Técnicamente, el poder de visualización está a la base del ideal de vida personal, pues diseña la dirección buscada. El motor para el camino son las emociones positivas, el estado afectivo de alta vibración y positividad que nos llevará al florecimiento humano. El cerebro diseña y el corazón realiza.

Algunas investigaciones de psicología positiva muestran que las personas más felices son aquellas capaces de amar de una manera más trascendente. El amor como horizonte de sentido.

El choque que se produce con la forma mayoritaria de ver la vida (lo instrumental, el éxito, el consumo, las relaciones líquidas sin sustancia, la arrogancia como forma de vida, el individualismo como impulsor de trabajo) es fuerte.

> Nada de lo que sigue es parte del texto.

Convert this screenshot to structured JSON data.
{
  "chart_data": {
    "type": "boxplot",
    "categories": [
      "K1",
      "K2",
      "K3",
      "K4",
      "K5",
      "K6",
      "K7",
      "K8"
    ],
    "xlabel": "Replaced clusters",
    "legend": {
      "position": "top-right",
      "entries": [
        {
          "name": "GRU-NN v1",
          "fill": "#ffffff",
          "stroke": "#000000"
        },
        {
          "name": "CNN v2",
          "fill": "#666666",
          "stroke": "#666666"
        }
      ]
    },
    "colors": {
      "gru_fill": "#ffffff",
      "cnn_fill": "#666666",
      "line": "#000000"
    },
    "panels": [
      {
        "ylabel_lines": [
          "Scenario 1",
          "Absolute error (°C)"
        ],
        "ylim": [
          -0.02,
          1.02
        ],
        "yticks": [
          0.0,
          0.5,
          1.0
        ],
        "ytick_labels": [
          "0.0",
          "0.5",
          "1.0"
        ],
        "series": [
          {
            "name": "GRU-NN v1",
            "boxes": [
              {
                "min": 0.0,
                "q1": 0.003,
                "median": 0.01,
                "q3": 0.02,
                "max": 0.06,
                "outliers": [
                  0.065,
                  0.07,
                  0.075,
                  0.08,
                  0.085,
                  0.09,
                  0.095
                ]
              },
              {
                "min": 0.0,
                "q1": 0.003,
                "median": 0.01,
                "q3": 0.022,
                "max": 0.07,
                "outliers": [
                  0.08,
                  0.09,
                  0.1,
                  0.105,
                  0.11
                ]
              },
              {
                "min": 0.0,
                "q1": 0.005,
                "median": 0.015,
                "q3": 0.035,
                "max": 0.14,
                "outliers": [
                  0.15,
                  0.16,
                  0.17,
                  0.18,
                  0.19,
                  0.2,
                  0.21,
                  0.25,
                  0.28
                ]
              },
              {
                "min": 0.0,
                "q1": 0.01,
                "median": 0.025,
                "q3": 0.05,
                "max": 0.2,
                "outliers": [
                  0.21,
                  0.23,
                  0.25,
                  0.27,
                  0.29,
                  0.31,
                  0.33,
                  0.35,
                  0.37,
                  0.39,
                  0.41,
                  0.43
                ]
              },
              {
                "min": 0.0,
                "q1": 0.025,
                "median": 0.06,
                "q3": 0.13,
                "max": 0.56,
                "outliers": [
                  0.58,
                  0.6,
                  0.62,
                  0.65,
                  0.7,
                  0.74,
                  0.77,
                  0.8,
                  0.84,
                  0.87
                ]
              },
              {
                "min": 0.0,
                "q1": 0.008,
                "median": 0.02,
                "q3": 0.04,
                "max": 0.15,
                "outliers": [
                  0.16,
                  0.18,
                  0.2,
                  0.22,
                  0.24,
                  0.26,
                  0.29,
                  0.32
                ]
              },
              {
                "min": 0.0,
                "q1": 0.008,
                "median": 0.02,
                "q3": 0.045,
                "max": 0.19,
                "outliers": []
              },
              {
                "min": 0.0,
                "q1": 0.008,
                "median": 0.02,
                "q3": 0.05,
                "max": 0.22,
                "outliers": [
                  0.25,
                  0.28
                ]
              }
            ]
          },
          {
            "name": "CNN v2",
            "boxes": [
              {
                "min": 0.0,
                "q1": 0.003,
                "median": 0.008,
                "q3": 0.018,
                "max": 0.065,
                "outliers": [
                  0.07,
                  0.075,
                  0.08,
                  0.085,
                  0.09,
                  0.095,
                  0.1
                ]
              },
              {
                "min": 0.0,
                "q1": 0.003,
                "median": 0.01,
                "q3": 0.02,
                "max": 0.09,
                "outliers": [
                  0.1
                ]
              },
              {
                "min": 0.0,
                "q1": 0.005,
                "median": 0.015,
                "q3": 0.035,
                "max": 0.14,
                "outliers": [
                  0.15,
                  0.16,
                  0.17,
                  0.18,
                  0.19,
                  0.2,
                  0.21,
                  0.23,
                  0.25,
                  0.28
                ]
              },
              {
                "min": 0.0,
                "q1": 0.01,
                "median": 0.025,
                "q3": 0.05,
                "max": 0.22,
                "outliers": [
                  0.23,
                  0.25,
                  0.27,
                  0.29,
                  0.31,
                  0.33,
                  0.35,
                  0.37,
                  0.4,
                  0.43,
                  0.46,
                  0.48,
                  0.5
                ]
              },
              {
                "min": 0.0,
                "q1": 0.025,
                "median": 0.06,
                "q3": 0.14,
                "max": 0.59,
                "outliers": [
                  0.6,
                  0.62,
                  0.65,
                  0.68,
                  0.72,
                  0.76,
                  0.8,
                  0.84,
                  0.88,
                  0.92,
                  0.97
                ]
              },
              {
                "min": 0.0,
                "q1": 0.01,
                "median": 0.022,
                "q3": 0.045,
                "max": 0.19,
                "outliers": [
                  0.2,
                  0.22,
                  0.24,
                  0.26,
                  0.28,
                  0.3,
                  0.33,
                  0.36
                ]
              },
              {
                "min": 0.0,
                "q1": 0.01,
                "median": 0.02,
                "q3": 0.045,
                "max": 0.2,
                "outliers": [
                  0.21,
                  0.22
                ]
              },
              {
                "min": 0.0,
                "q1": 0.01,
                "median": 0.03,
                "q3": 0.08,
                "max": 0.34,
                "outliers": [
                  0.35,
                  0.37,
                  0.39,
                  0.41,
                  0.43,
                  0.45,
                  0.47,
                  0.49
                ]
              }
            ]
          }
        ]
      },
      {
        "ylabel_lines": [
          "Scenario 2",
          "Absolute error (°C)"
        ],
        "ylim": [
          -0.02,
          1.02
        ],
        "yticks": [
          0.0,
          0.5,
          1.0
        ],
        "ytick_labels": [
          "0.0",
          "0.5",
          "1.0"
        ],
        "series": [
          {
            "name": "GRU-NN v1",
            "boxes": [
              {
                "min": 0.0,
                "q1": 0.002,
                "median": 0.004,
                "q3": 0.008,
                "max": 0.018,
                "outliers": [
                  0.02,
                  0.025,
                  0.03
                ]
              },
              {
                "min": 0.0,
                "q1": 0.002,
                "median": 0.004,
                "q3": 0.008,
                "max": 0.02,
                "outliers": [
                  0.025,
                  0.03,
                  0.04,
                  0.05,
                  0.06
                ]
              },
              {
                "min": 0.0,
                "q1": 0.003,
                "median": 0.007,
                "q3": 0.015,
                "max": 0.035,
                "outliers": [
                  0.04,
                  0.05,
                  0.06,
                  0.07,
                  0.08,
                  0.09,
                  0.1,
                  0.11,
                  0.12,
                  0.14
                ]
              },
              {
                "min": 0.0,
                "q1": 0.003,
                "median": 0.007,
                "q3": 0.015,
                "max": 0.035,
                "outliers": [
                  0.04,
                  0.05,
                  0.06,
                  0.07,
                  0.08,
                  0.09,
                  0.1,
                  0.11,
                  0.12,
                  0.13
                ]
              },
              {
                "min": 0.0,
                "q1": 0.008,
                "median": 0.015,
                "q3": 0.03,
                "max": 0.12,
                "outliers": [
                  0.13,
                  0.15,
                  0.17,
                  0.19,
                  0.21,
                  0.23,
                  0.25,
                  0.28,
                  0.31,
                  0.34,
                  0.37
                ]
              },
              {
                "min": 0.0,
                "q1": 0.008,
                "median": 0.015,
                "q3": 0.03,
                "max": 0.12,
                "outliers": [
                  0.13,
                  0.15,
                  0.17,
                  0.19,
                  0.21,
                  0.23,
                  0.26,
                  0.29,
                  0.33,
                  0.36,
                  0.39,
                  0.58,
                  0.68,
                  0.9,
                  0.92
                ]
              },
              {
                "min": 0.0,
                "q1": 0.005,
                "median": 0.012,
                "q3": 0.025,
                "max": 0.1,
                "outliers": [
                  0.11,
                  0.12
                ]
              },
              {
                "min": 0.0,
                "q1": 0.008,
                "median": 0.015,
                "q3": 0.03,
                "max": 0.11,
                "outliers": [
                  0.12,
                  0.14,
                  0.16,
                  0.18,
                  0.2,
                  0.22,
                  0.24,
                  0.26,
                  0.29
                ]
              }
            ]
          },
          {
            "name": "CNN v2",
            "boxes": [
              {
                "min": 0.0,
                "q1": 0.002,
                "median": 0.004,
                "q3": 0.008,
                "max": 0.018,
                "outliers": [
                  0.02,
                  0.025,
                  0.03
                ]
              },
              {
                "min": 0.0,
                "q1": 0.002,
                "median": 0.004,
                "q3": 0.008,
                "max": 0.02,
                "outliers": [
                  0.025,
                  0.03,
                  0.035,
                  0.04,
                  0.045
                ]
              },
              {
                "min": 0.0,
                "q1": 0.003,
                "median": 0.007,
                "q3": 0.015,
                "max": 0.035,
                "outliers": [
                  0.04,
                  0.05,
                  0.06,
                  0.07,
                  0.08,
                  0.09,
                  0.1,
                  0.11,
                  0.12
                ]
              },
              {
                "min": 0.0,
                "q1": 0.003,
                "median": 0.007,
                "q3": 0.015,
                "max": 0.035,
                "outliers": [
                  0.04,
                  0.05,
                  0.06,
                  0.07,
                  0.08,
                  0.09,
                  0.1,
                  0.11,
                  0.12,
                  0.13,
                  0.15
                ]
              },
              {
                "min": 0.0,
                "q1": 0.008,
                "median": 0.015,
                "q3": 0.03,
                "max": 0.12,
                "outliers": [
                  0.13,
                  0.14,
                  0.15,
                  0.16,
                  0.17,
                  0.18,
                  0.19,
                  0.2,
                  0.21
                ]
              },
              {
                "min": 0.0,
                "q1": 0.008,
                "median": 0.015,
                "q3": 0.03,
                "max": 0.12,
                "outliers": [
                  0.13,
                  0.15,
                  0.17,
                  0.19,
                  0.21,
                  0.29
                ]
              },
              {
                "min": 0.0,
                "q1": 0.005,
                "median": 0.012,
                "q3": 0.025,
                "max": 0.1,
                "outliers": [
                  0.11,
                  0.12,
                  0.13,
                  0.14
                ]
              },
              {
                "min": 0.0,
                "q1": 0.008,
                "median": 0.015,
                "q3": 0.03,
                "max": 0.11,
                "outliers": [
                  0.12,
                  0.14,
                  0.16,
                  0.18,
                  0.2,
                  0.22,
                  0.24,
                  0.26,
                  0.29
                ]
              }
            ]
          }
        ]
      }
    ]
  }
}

Hay un evidente desacople entre la visión del ideal de vida que hemos descrito y los paradigmas dominantes en la vida de muchas personas. Es clave tener una interpretación personal de ese desacople, que se hace evidente en las relaciones con las personas y en el tipo de conversaciones que tenemos, pues los intereses son de escalas diferentes y a ratos antagonistas.

Ante este desacople, ¿mi ideal de vida es el que está equivocado pues no se ajusta al de la mayoría? El ideal de vida remite a valores perennes y superiores. Esa es su normalidad, la de los principios generales de la vida buena para todos. Si busca normalidad estadística (querer ser como los otros) es el principio del final del propio horizonte de sentido trascendente.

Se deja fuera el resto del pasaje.